I never, ever thought I’d write a novel that required research. I love writing conversations and developing characters and blowing readers minds with awesome plot twists and subplots that mean something. I don’t want to pour over dusty books in a library or spend hours looking for the one fact I need.
I always believed that research was for school papers or historical novels. I always planned to write stories that explored important experiences and moments I could already relate to and describe.
But here I am with a WIP about a girl who grows up on a cattle ranch in Nebraska but travels to New York in search of her birth parents. I won’t say anything else! You’ll have to read it someday. 🙂
I’ve never worked on a farm, and I’ve never been to the Big Apple.
So I’ve found myself doing research for my novel.
But it’s not as bad as I thought it would be. It’s so much more than reading old books and finding anything but the information you actually need.
Dare I say it, research can be fun!
4 Simple Ways to Make Research Fun
My brother-in-law grew up on a cattle ranch, so I was able to ask him a lot of questions. Talking to my brother-in-law was essential for getting an accurate feel of life on a cattle ranch. And I really had fun picking his brain for some interesting details and learning more about him.
If you are writing a story about a ten-year-old boy who loves Star Wars, or a veteran from a war, or a famous chef, try and talk to a real person that fits that description. If you want to write about a city you’ve never been to, try to find someone that’s lived there. Interviewing someone is such a fun and enlightening way to gather the information you seek.
Experience it Yourself
I thought I’d only write about things I had some semblance of experience with. So, if you are writing about something you’ve never experienced, ask yourself if you can experience it. There are some things you can’t or don’t want to experience. That’s fine! Don’t try to experience the negative moments your character goes through. Focus on the exciting, fun, interesting experiences. Let’s use food as an example. Almost every book I’ve ever read includes food. So, experiencing the moment yourself could be as simple as trying a new food so that you can describe its smell, appearance, taste, and texture.

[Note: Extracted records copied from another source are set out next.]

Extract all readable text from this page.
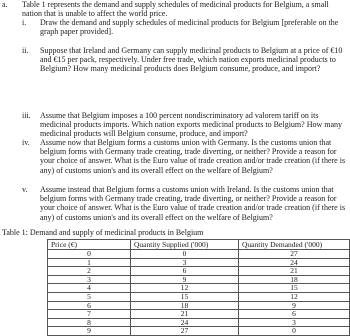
a. Table 1 represents the demand and supply schedules of medicinal products for Belgium, a small nation that is unable to affect the world price.
i.	Draw the demand and supply schedules of medicinal products for Belgium [preferable on the graph paper provided].
ii.	Suppose that Ireland and Germany can supply medicinal products to Belgium at a price of €10 and €15 per pack, respectively. Under free trade, which nation exports medicinal products to Belgium? How many medicinal products does Belgium consume, produce, and import?
iii.	Assume that Belgium imposes a 100 percent nondiscriminatory ad valorem tariff on its medicinal products imports. Which nation exports medicinal products to Belgium? How many medicinal products will Belgium consume, produce, and import?
iv.	Assume now that Belgium forms a customs union with Germany. Is the customs union that belgium forms with Germany trade creating, trade diverting, or neither? Provide a reason for your choice of answer. What is the Euro value of trade creation and/or trade creation (if there is any) of customs union's and its overall effect on the welfare of Belgium?
v.	Assume instead that Belgium forms a customs union with Ireland. Is the customs union that belgium forms with Germany trade creating, trade diverting, or neither? Provide a reason for your choice of answer. What is the Euro value of trade creation and/or trade creation (if there is any) of customs union's and its overall effect on the welfare of Belgium?
Table 1: Demand and supply of medicinal products in Belgium
Price (€)	Quantity Supplied ('000)	Quantity Demanded ('000)
0	0	27
1	3	24
2	6	21
3	9	18
4	12	15
5	15	12
6	18	9
7	21	6
8	24	3
9	27	0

Or it could be as big as traveling to a new city, state, or country if that is something your character does. In one WIP that I’ve set aside, for now, the main character moves from California to Oregon. There is a moment of sadness when she crosses the state line. Since the Oregon/California border isn’t too far from where I live, I’m seriously considering a little road trip. I need a change in landscape or something on a road sign to inspire that moment of sadness. Experiencing the moment myself seems the best way to accurately convey the emotion in my writing.

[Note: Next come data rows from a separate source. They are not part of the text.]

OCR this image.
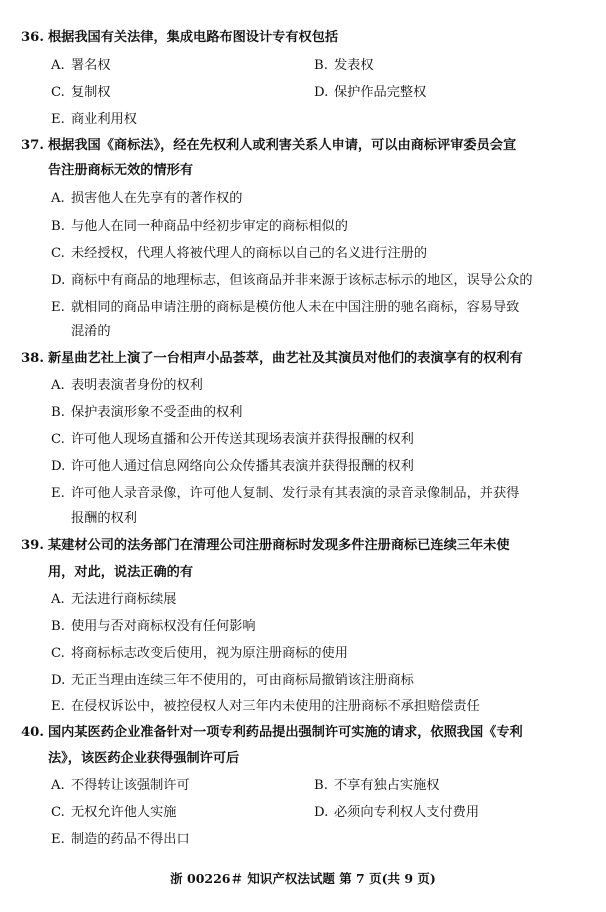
36. 根据我国有关法律，集成电路布图设计专有权包括
A. 署名权	B. 发表权
C. 复制权	D. 保护作品完整权
E. 商业利用权
37. 根据我国《商标法》，经在先权利人或利害关系人申请，可以由商标评审委员会宣
告注册商标无效的情形有
A. 损害他人在先享有的著作权的
B. 与他人在同一种商品中经初步审定的商标相似的
C. 未经授权，代理人将被代理人的商标以自己的名义进行注册的
D. 商标中有商品的地理标志，但该商品并非来源于该标志标示的地区，误导公众的
E. 就相同的商品申请注册的商标是模仿他人未在中国注册的驰名商标，容易导致
混淆的
38. 新星曲艺社上演了一台相声小品荟萃，曲艺社及其演员对他们的表演享有的权利有
A. 表明表演者身份的权利
B. 保护表演形象不受歪曲的权利
C. 许可他人现场直播和公开传送其现场表演并获得报酬的权利
D. 许可他人通过信息网络向公众传播其表演并获得报酬的权利
E. 许可他人录音录像，许可他人复制、发行录有其表演的录音录像制品，并获得
报酬的权利
39. 某建材公司的法务部门在清理公司注册商标时发现多件注册商标已连续三年未使
用，对此，说法正确的有
A. 无法进行商标续展
B. 使用与否对商标权没有任何影响
C. 将商标标志改变后使用，视为原注册商标的使用
D. 无正当理由连续三年不使用的，可由商标局撤销该注册商标
E. 在侵权诉讼中，被控侵权人对三年内未使用的注册商标不承担赔偿责任
40. 国内某医药企业准备针对一项专利药品提出强制许可实施的请求，依照我国《专利
法》，该医药企业获得强制许可后
A. 不得转让该强制许可	B. 不享有独占实施权
C. 无权允许他人实施	D. 必须向专利权人支付费用
E. 制造的药品不得出口
浙 00226＃ 知识产权法试题 第 7 页(共 9 页)
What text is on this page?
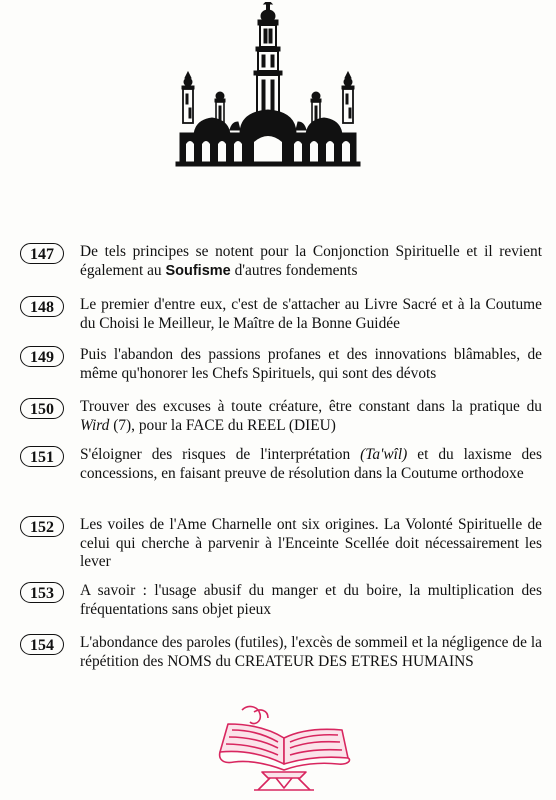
147	De tels principes se notent pour la Conjonction Spirituelle et il revient également au Soufisme d'autres fondements
148	Le premier d'entre eux, c'est de s'attacher au Livre Sacré et à la Coutume du Choisi le Meilleur, le Maître de la Bonne Guidée
149	Puis l'abandon des passions profanes et des innovations blâmables, de même qu'honorer les Chefs Spirituels, qui sont des dévots
150	Trouver des excuses à toute créature, être constant dans la pratique du Wird (7), pour la FACE du REEL (DIEU)
151	S'éloigner des risques de l'interprétation (Ta'wîl) et du laxisme des concessions, en faisant preuve de résolution dans la Coutume orthodoxe
152	Les voiles de l'Ame Charnelle ont six origines. La Volonté Spirituelle de celui qui cherche à parvenir à l'Enceinte Scellée doit nécessairement les lever
153	A savoir : l'usage abusif du manger et du boire, la multiplication des fréquentations sans objet pieux
154	L'abondance des paroles (futiles), l'excès de sommeil et la négligence de la répétition des NOMS du CREATEUR DES ETRES HUMAINS
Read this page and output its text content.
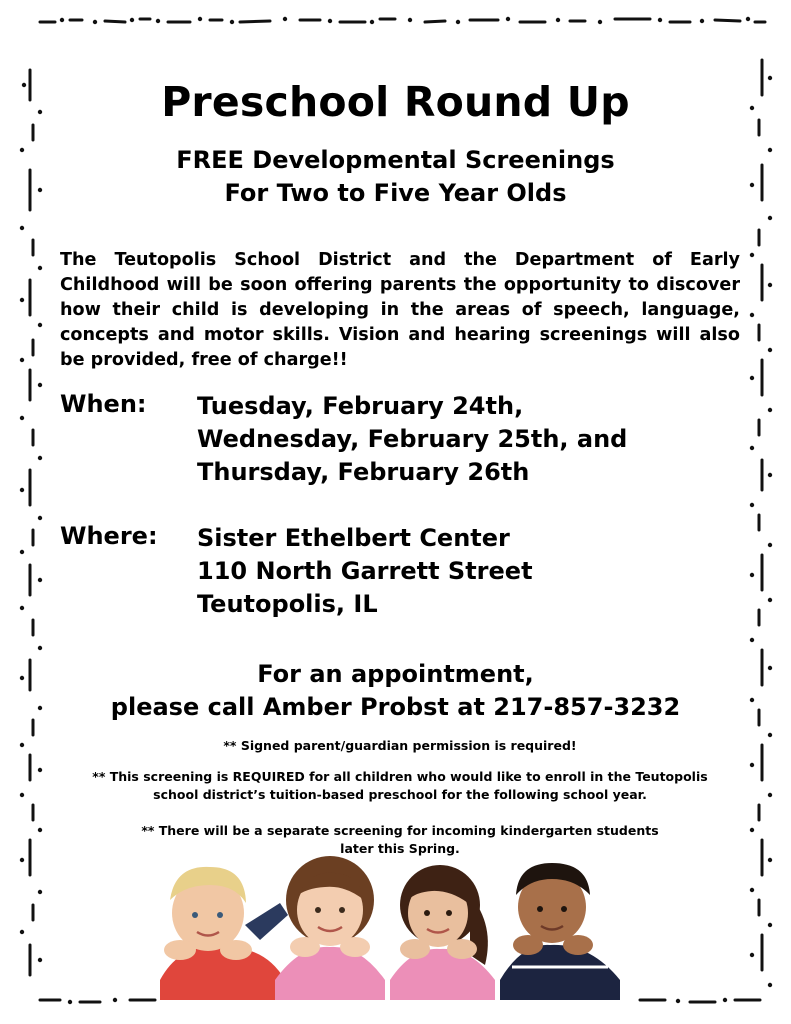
Preschool Round Up
FREE Developmental Screenings
For Two to Five Year Olds
The Teutopolis School District and the Department of Early Childhood will be soon offering parents the opportunity to discover how their child is developing in the areas of speech, language, concepts and motor skills. Vision and hearing screenings will also be provided, free of charge!!
When: Tuesday, February 24th,
Wednesday, February 25th, and
Thursday, February 26th
Where: Sister Ethelbert Center
110 North Garrett Street
Teutopolis, IL
For an appointment,
please call Amber Probst at 217-857-3232
** Signed parent/guardian permission is required!
** This screening is REQUIRED for all children who would like to enroll in the Teutopolis
school district’s tuition-based preschool for the following school year.
** There will be a separate screening for incoming kindergarten students
later this Spring.
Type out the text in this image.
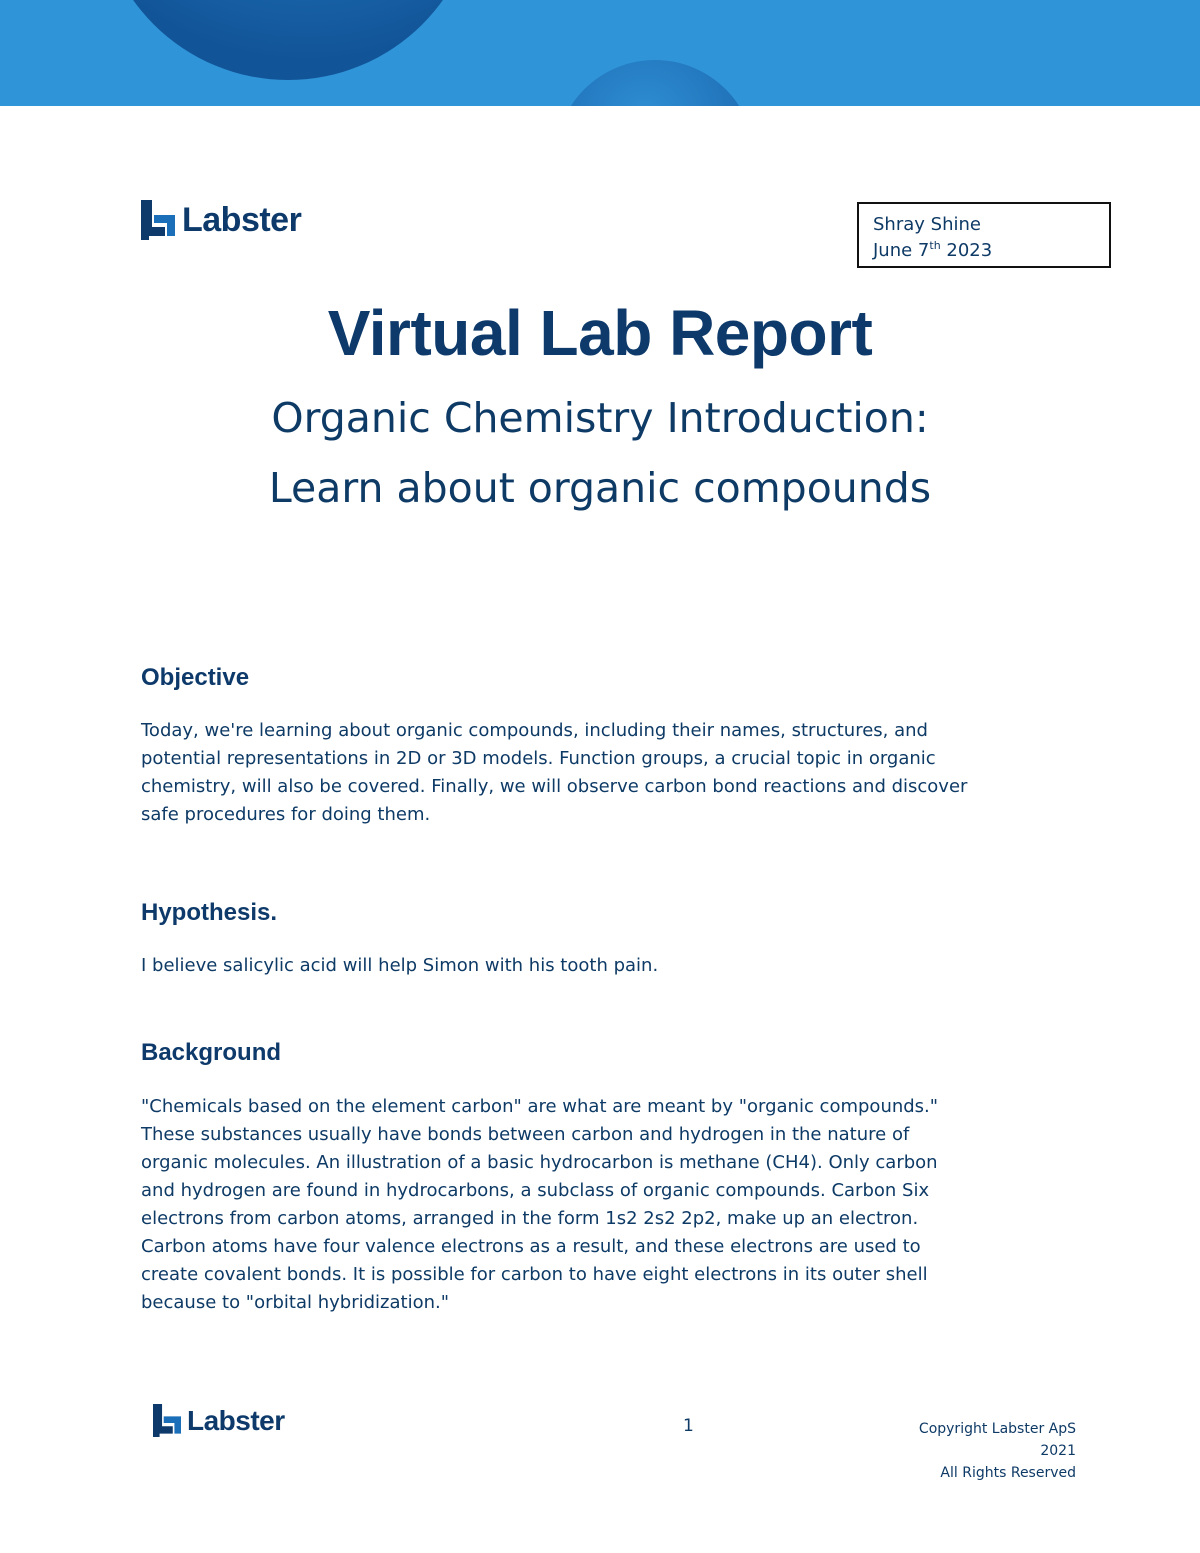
Labster	Shray Shine
June 7th 2023
Virtual Lab Report
Organic Chemistry Introduction:
Learn about organic compounds
Objective
Today, we're learning about organic compounds, including their names, structures, and
potential representations in 2D or 3D models. Function groups, a crucial topic in organic
chemistry, will also be covered. Finally, we will observe carbon bond reactions and discover
safe procedures for doing them.
Hypothesis.
I believe salicylic acid will help Simon with his tooth pain.
Background
"Chemicals based on the element carbon" are what are meant by "organic compounds."
These substances usually have bonds between carbon and hydrogen in the nature of
organic molecules. An illustration of a basic hydrocarbon is methane (CH4). Only carbon
and hydrogen are found in hydrocarbons, a subclass of organic compounds. Carbon Six
electrons from carbon atoms, arranged in the form 1s2 2s2 2p2, make up an electron.
Carbon atoms have four valence electrons as a result, and these electrons are used to
create covalent bonds. It is possible for carbon to have eight electrons in its outer shell
because to "orbital hybridization."
Labster	1	Copyright Labster ApS
2021
All Rights Reserved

Experiencing something new in order to describe it is a fun way to do research. But it’s not always feasible. Traveling to France so you can accurately describe the French cafe where your main character eats a croissant might not be in your budget. Sometimes trusted and true research is necessary.
Use Library Books
You can use books you own too, but the library is the best place to access a wide range of books on the subject in question. Library books can be an essential part of research. But they don’t all have to be boring. You are writing a novel, not a dissertation or school paper. You may not need all the gritty-details for a subject. So pick a book that is geared for kids. It explains the location, or time in history, or person of interest in a simple, and often entertaining way.

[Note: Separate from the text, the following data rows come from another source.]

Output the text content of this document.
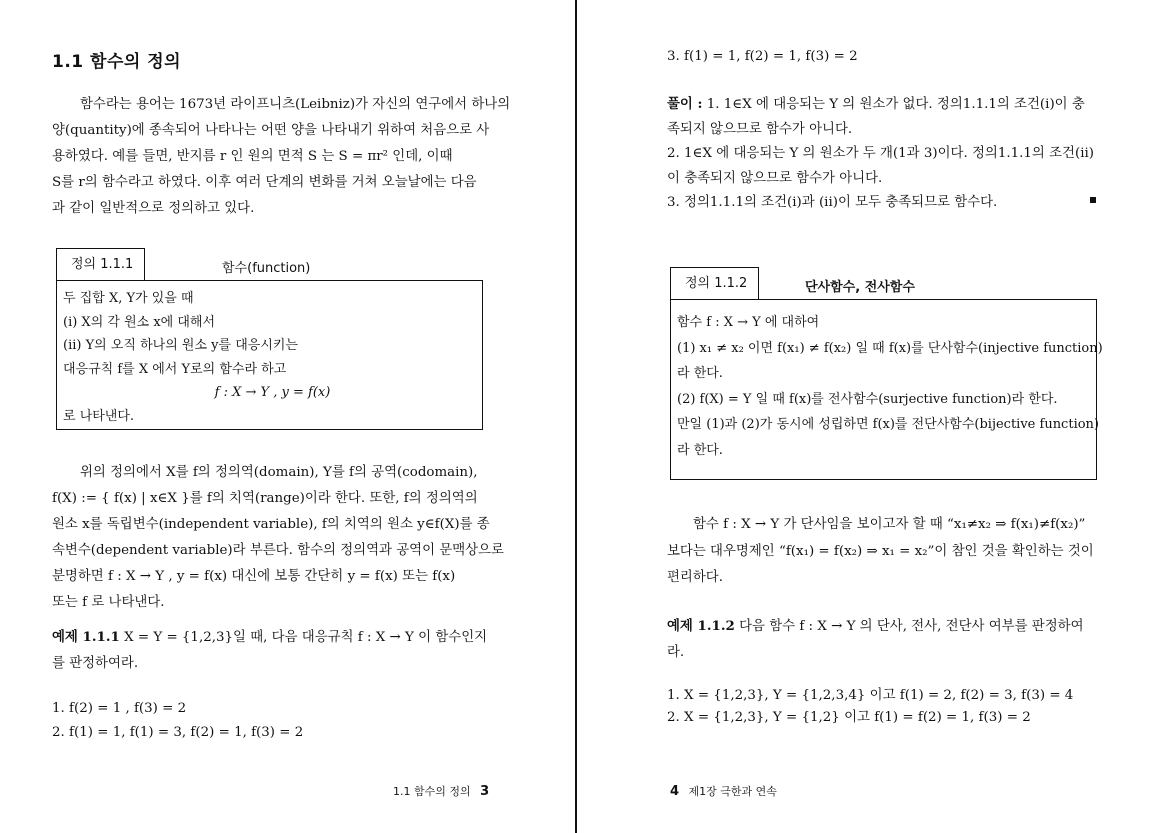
1.1 함수의 정의
함수라는 용어는 1673년 라이프니츠(Leibniz)가 자신의 연구에서 하나의
양(quantity)에 종속되어 나타나는 어떤 양을 나타내기 위하여 처음으로 사
용하였다. 예를 들면, 반지름 r 인 원의 면적 S 는 S = πr² 인데, 이때
S를 r의 함수라고 하였다. 이후 여러 단계의 변화를 거쳐 오늘날에는 다음
과 같이 일반적으로 정의하고 있다.
정의 1.1.1	함수(function)
두 집합 X, Y가 있을 때
(i) X의 각 원소 x에 대해서
(ii) Y의 오직 하나의 원소 y를 대응시키는
대응규칙 f를 X 에서 Y로의 함수라 하고
f : X → Y , y = f(x)
로 나타낸다.
위의 정의에서 X를 f의 정의역(domain), Y를 f의 공역(codomain),
f(X) := { f(x) | x∈X }를 f의 치역(range)이라 한다. 또한, f의 정의역의
원소 x를 독립변수(independent variable), f의 치역의 원소 y∈f(X)를 종
속변수(dependent variable)라 부른다. 함수의 정의역과 공역이 문맥상으로
분명하면 f : X → Y , y = f(x) 대신에 보통 간단히 y = f(x) 또는 f(x)
또는 f 로 나타낸다.
예제 1.1.1 X = Y = {1,2,3}일 때, 다음 대응규칙 f : X → Y 이 함수인지
를 판정하여라.
1. f(2) = 1 , f(3) = 2
2. f(1) = 1, f(1) = 3, f(2) = 1, f(3) = 2
1.1 함수의 정의 3
3. f(1) = 1, f(2) = 1, f(3) = 2
풀이 : 1. 1∈X 에 대응되는 Y 의 원소가 없다. 정의1.1.1의 조건(i)이 충
족되지 않으므로 함수가 아니다.
2. 1∈X 에 대응되는 Y 의 원소가 두 개(1과 3)이다. 정의1.1.1의 조건(ii)
이 충족되지 않으므로 함수가 아니다.
3. 정의1.1.1의 조건(i)과 (ii)이 모두 충족되므로 함수다.
정의 1.1.2	단사함수, 전사함수
함수 f : X → Y 에 대하여
(1) x₁ ≠ x₂ 이면 f(x₁) ≠ f(x₂) 일 때 f(x)를 단사함수(injective function)
라 한다.
(2) f(X) = Y 일 때 f(x)를 전사함수(surjective function)라 한다.
만일 (1)과 (2)가 동시에 성립하면 f(x)를 전단사함수(bijective function)
라 한다.
함수 f : X → Y 가 단사임을 보이고자 할 때 “x₁≠x₂ ⇒ f(x₁)≠f(x₂)”
보다는 대우명제인 “f(x₁) = f(x₂) ⇒ x₁ = x₂”이 참인 것을 확인하는 것이
편리하다.
예제 1.1.2 다음 함수 f : X → Y 의 단사, 전사, 전단사 여부를 판정하여
라.
1. X = {1,2,3}, Y = {1,2,3,4} 이고 f(1) = 2, f(2) = 3, f(3) = 4
2. X = {1,2,3}, Y = {1,2} 이고 f(1) = f(2) = 1, f(3) = 2
4 제1장 극한과 연속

Library books are also a good resource for research because they are likely to be more credible than some Internet sources. We’ll get into how the Internet can be useful, but sometimes it is better to avoid it. If you aren’t sure a website or blog is credible, don’t risk it hurting your reputation as a credible author.
Use the Internet
Although I just ragged on the Internet, there are definitely times when it is the place to go. If you want to know what people think about something, Facebook, Reddit forums, and blogs can be a great resource. The Internet can also be a great place to join communities of writers who can help you do research. The Internet can also be a great way to find pictures to help you describe settings. Google maps can be useful in calculating distances if your character travels. There are many valid reasons for using the Internet. Google is your friend as long as you use it responsibly. 🙂
Does your WIP require research? How do you keep the research interesting?